Global gold prices surged for the fourth consecutive session on Thursday (November 22), reaching a one-week high, as the war between Russia and Ukraine witnessed worrying new developments. After losing the $2,600/oz mark last week, the precious metal is now inching closer to reclaiming the key $2,700/oz level.

At the close of trading in New York, spot gold rose by $19.1/oz compared to the previous session’s close, equivalent to a 0.72% increase, reaching $2,669.7/oz – according to data from the Kitco exchange.

More than 8 hours earlier in the day in Vietnam, spot gold prices in the Asian market climbed by $7.8/oz compared to the US session close, equivalent to a 0.29% gain, trading at $2,677.5/oz. Converted at Vietcombank’s selling exchange rate, this price is equivalent to nearly VND 82.3 million/troy ounce, up VND 700,000/troy ounce from the previous day.

Since the beginning of the week, global gold prices in VND have increased by VND 3.2 million/troy ounce, recovering most of the loss of over VND 5 million/troy ounce in the previous two weeks.

Vietcombank quoted the USD exchange rate at VND 25,170 (buying) and VND 25,504 (selling) at the beginning of the day, unchanged from the previous day.
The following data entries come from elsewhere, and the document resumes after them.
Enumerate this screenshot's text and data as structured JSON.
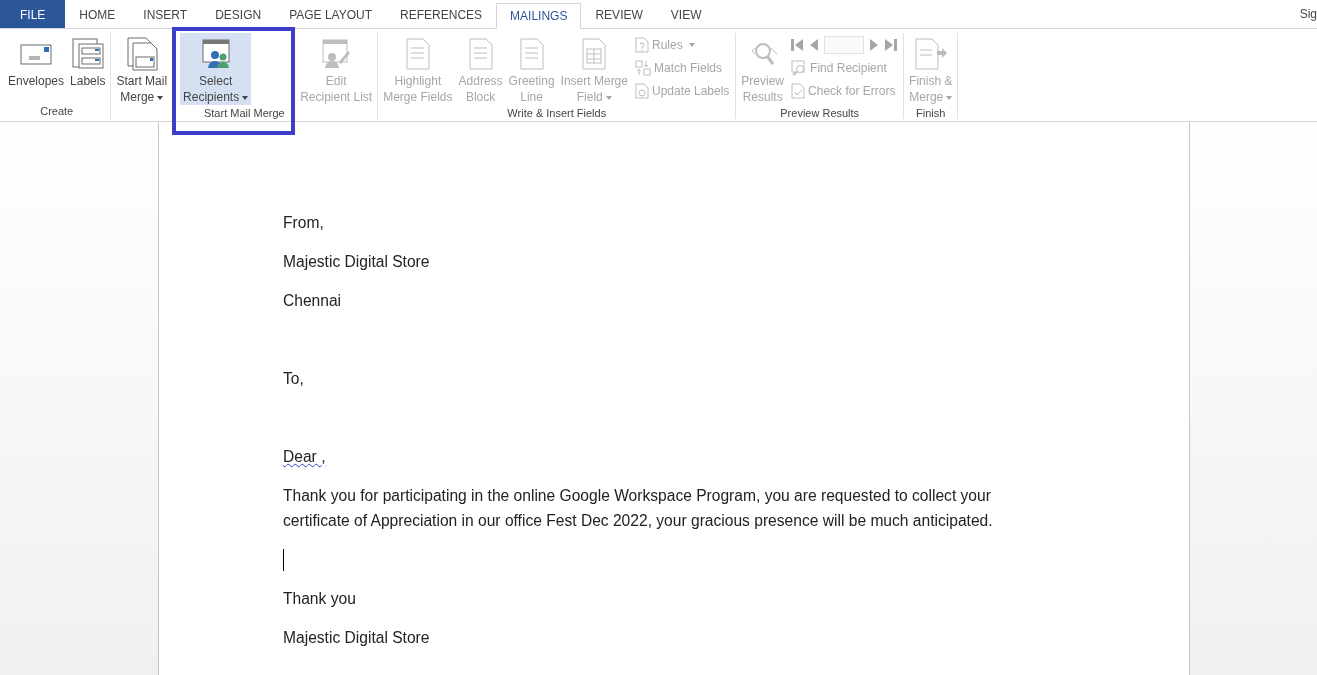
{
  "tabs": [
    {
      "label": "FILE",
      "kind": "file",
      "selected": false
    },
    {
      "label": "HOME",
      "kind": "tab",
      "selected": false
    },
    {
      "label": "INSERT",
      "kind": "tab",
      "selected": false
    },
    {
      "label": "DESIGN",
      "kind": "tab",
      "selected": false
    },
    {
      "label": "PAGE LAYOUT",
      "kind": "tab",
      "selected": false
    },
    {
      "label": "REFERENCES",
      "kind": "tab",
      "selected": false
    },
    {
      "label": "MAILINGS",
      "kind": "tab",
      "selected": true
    },
    {
      "label": "REVIEW",
      "kind": "tab",
      "selected": false
    },
    {
      "label": "VIEW",
      "kind": "tab",
      "selected": false
    }
  ],
  "account": "Sig",
  "groups": [
    {
      "label": "Create",
      "columns": [
        {
          "kind": "large",
          "lines": [
            "Envelopes"
          ],
          "disabled": false,
          "dropdown": false,
          "highlighted": false
        },
        {
          "kind": "large",
          "lines": [
            "Labels"
          ],
          "disabled": false,
          "dropdown": false,
          "highlighted": false
        }
      ]
    },
    {
      "label": "Start Mail Merge",
      "columns": [
        {
          "kind": "large",
          "lines": [
            "Start Mail",
            "Merge"
          ],
          "disabled": false,
          "dropdown": true,
          "highlighted": false
        },
        {
          "kind": "large",
          "lines": [
            "Select",
            "Recipients"
          ],
          "disabled": false,
          "dropdown": true,
          "highlighted": true
        },
        {
          "kind": "large",
          "lines": [
            "Edit",
            "Recipient List"
          ],
          "disabled": true,
          "dropdown": false,
          "highlighted": false
        }
      ]
    },
    {
      "label": "Write & Insert Fields",
      "columns": [
        {
          "kind": "large",
          "lines": [
            "Highlight",
            "Merge Fields"
          ],
          "disabled": true,
          "dropdown": false,
          "highlighted": false
        },
        {
          "kind": "large",
          "lines": [
            "Address",
            "Block"
          ],
          "disabled": true,
          "dropdown": false,
          "highlighted": false
        },
        {
          "kind": "large",
          "lines": [
            "Greeting",
            "Line"
          ],
          "disabled": true,
          "dropdown": false,
          "highlighted": false
        },
        {
          "kind": "large",
          "lines": [
            "Insert Merge",
            "Field"
          ],
          "disabled": true,
          "dropdown": true,
          "highlighted": false
        },
        {
          "kind": "stack",
          "items": [
            {
              "kind": "small",
              "label": "Rules",
              "disabled": true,
              "dropdown": true
            },
            {
              "kind": "small",
              "label": "Match Fields",
              "disabled": true,
              "dropdown": false
            },
            {
              "kind": "small",
              "label": "Update Labels",
              "disabled": true,
              "dropdown": false
            }
          ]
        }
      ]
    },
    {
      "label": "Preview Results",
      "columns": [
        {
          "kind": "large",
          "lines": [
            "Preview",
            "Results"
          ],
          "disabled": true,
          "dropdown": false,
          "highlighted": false
        },
        {
          "kind": "stack",
          "items": [
            {
              "kind": "nav",
              "disabled": true
            },
            {
              "kind": "small",
              "label": "Find Recipient",
              "disabled": true,
              "dropdown": false
            },
            {
              "kind": "small",
              "label": "Check for Errors",
              "disabled": true,
              "dropdown": false
            }
          ]
        }
      ]
    },
    {
      "label": "Finish",
      "columns": [
        {
          "kind": "large",
          "lines": [
            "Finish &",
            "Merge"
          ],
          "disabled": true,
          "dropdown": true,
          "highlighted": false
        }
      ]
    }
  ],
  "document": [
    {
      "kind": "text",
      "text": "From,",
      "misspelled": false
    },
    {
      "kind": "text",
      "text": "Majestic Digital Store",
      "misspelled": false
    },
    {
      "kind": "text",
      "text": "Chennai",
      "misspelled": false
    },
    {
      "kind": "blank"
    },
    {
      "kind": "text",
      "text": "To,",
      "misspelled": false
    },
    {
      "kind": "blank"
    },
    {
      "kind": "text",
      "text": "Dear ,",
      "misspelled": true
    },
    {
      "kind": "text",
      "text": "Thank you for participating in the online Google Workspace Program, you are requested to collect your certificate of Appreciation in our office Fest Dec 2022, your gracious presence will be much anticipated.",
      "misspelled": false
    },
    {
      "kind": "cursor"
    },
    {
      "kind": "text",
      "text": "Thank you",
      "misspelled": false
    },
    {
      "kind": "text",
      "text": "Majestic Digital Store",
      "misspelled": false
    }
  ]
}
“Geopolitical factors have been the dominant influence on the gold market in recent days. The escalating tensions between Russia and Ukraine are noteworthy,” said David Meger, director of metal trading at High Ridge Futures, in an interview with Reuters.

On Wednesday, Ukraine fired British-made cruise missiles into Russia. This is the latest Western weapon that Kiev is allowed to use to strike Russian territory. Prior to this, on Tuesday, the US gave Ukraine the green light to use American-made long-range missiles to attack Russia.

The Ukrainian Air Force stated that Russia retaliated on Thursday morning by firing an intercontinental ballistic missile at Ukraine. This is the first time since the outbreak of the Russia-Ukraine war that Moscow has used such a powerful long-range missile.

Russia has stated that Ukraine’s use of Western weapons to attack Russian territory from afar would be a significant escalation of the conflict. Ukraine, for its defense, argues that it must be able to strike the bases that Russia uses to prosecute the war, which has now entered its 1000th day this week.

Geopolitical crises have significantly contributed to the surge in gold prices over the past year. Investors have been flocking to safe-haven assets like gold since the war between Israel and the Palestinian Hamas movement erupted in the Gaza Strip in October last year. Now, worrying new developments in the Russia-Ukraine war are once again fueling gold’s rally, after the precious metal took a hit following Donald Trump’s re-election as US President.

This week, spot gold prices climbed by 4%, heading towards completing the strongest weekly gain since April. The previous week saw gold prices post their biggest weekly decline in more than three years.

Global gold price movement in the past month. Unit: USD/oz – Source: Trading Economics.

Currently, downward pressure on gold prices persists due to the strengthening US dollar. Along with gold, the greenback and US Treasury bonds are also attracting investors seeking safe-haven assets.

The US Dollar Index, which measures the strength of the USD against a basket of six other major currencies, closed Thursday at 106.97 points, up from 106.68 points in the previous session. This morning, the index continued to climb, surpassing 107 points, nearing the one-year high recorded last week.

Senior analyst Jim Wyckoff of Kitco Metals believes that the next target for gold bulls is to achieve a firm close above the $2,700/oz level.

Looking at the longer term, analysts suggest that Trump’s policies could lead to higher inflation, prompting the Federal Reserve to maintain higher interest rates for longer – an environment that is typically unfavorable for gold. However, on the other hand, the US government’s growing budget deficit also introduces fiscal risks, which could enhance gold’s appeal.

In a Reuters survey, most economists predicted that the Fed would cut interest rates at its December meeting and that rate cuts would occur at a slower pace in 2025.

According to data from the FedWatch Tool on the CME exchange, traders are betting on a 56% chance of the Fed lowering rates at its upcoming meeting, down sharply from over 80% last week.